MolecularFingerprints.jl - Fingerprint Types

This section breaks down the specific algorithms we have implemented in this package. As a computer scientist, it helps to think of these as different ways to hash a graph. Depending on which structural features you want to emphasize—local neighborhoods, specific functional groups, or long-range connectivity—you might choose one over the other.

Extended Connectivity Fingerprints (ECFP)

ECFPs are the industry standard for most tasks today. In the CS world, you can think of these as a variation of the Weisfeiler-Lehman graph isomorphism test. The algorithm works by looking at each atom and its immediate neighbors, assigning them an initial integer identifier. It then iteratively updates these identifiers by looking at neighbors at increasing distances—usually referred to as the radius. Once the iterations are complete, all the unique identifiers are hashed into a bit vector of a fixed size, like 1024 or 2048. Because they capture local circular environments, they are incredibly effective at identifying similar molecular "building blocks" regardless of where they appear in the molecule.

MACCS Keys

If ECFPs are like a dynamic hashing algorithm, MACCS keys are more like a checklist. This is a dictionary-based approach where each bit in the vector corresponds to a specific, predefined chemical question. For instance, bit 160 might ask: "Is there at least one oxygen atom present?" and bit 161 might ask: "Is there a nitrogen-hydrogen bond?". There are 166 of these keys in total. While this is a older and much more rigid approach than modern hashing methods, it remains very popular because the results are highly interpretable. You know exactly what each bit represents, which is not usually the case with hashed fingerprints.

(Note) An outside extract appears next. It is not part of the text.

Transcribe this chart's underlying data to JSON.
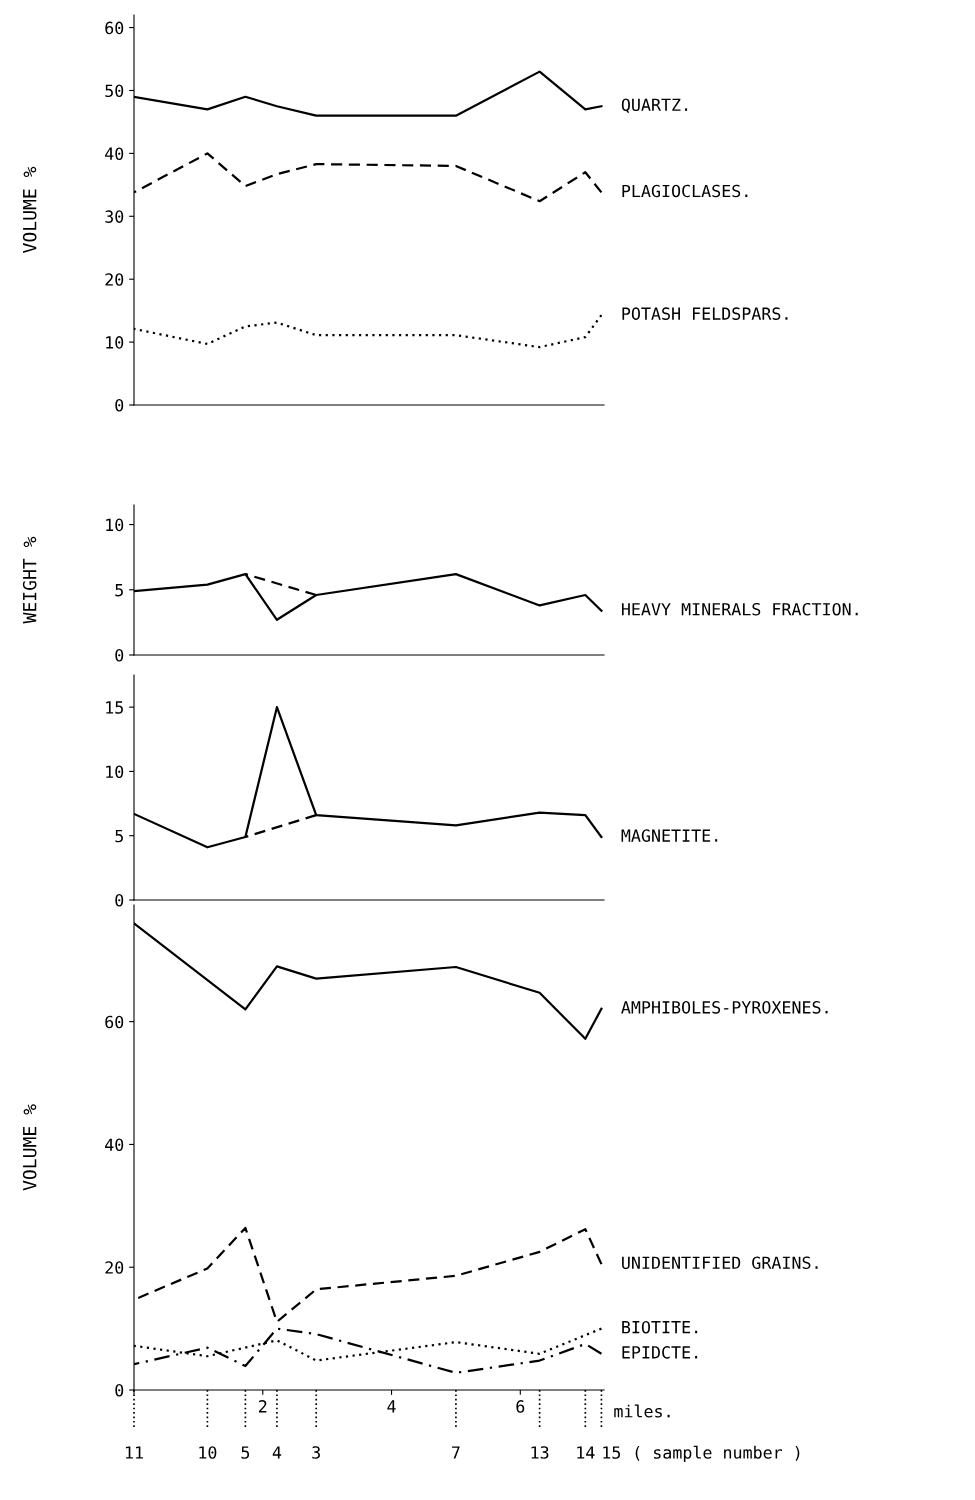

MHFP (MinHash Fingerprints)

MHFP is a more recent development, proposed by Probst and Reymond in 2018, designed specifically for very large-scale datasets. It borrows heavily from the MinHash technique used in natural language processing and document deduplication. Similarly as ECFP, the fingerprint is based around encoding information of circular substructures, i.e., neighborhoods of atoms. Instead of just hashing structural fragments into a bit vector, MHFP uses a MinHash-based scheme to create a signature that is very efficient for locality-sensitive hashing (LSH). This makes it possible to perform similarity searches across billions of molecules in sub-second time. If you are building a search engine for chemical space, this is likely the algorithm you would reach for.

Topological Torsion Fingerprints

Topological torsion fingerprints take a linear approach rather than a circular one. Instead of looking at neighborhoods, they identify all sequences of four bonded atoms—which we call torsions—and record the types of atoms, their bond orders, and the number of non-hydrogen neighbors. These paths are then hashed into the fingerprint. This method is particularly sensitive to the overall shape and "skeleton" of the molecule. It is often used as a complementary tool to ECFP because it captures the long-range connectivity of the molecular graph that circular methods might overlook.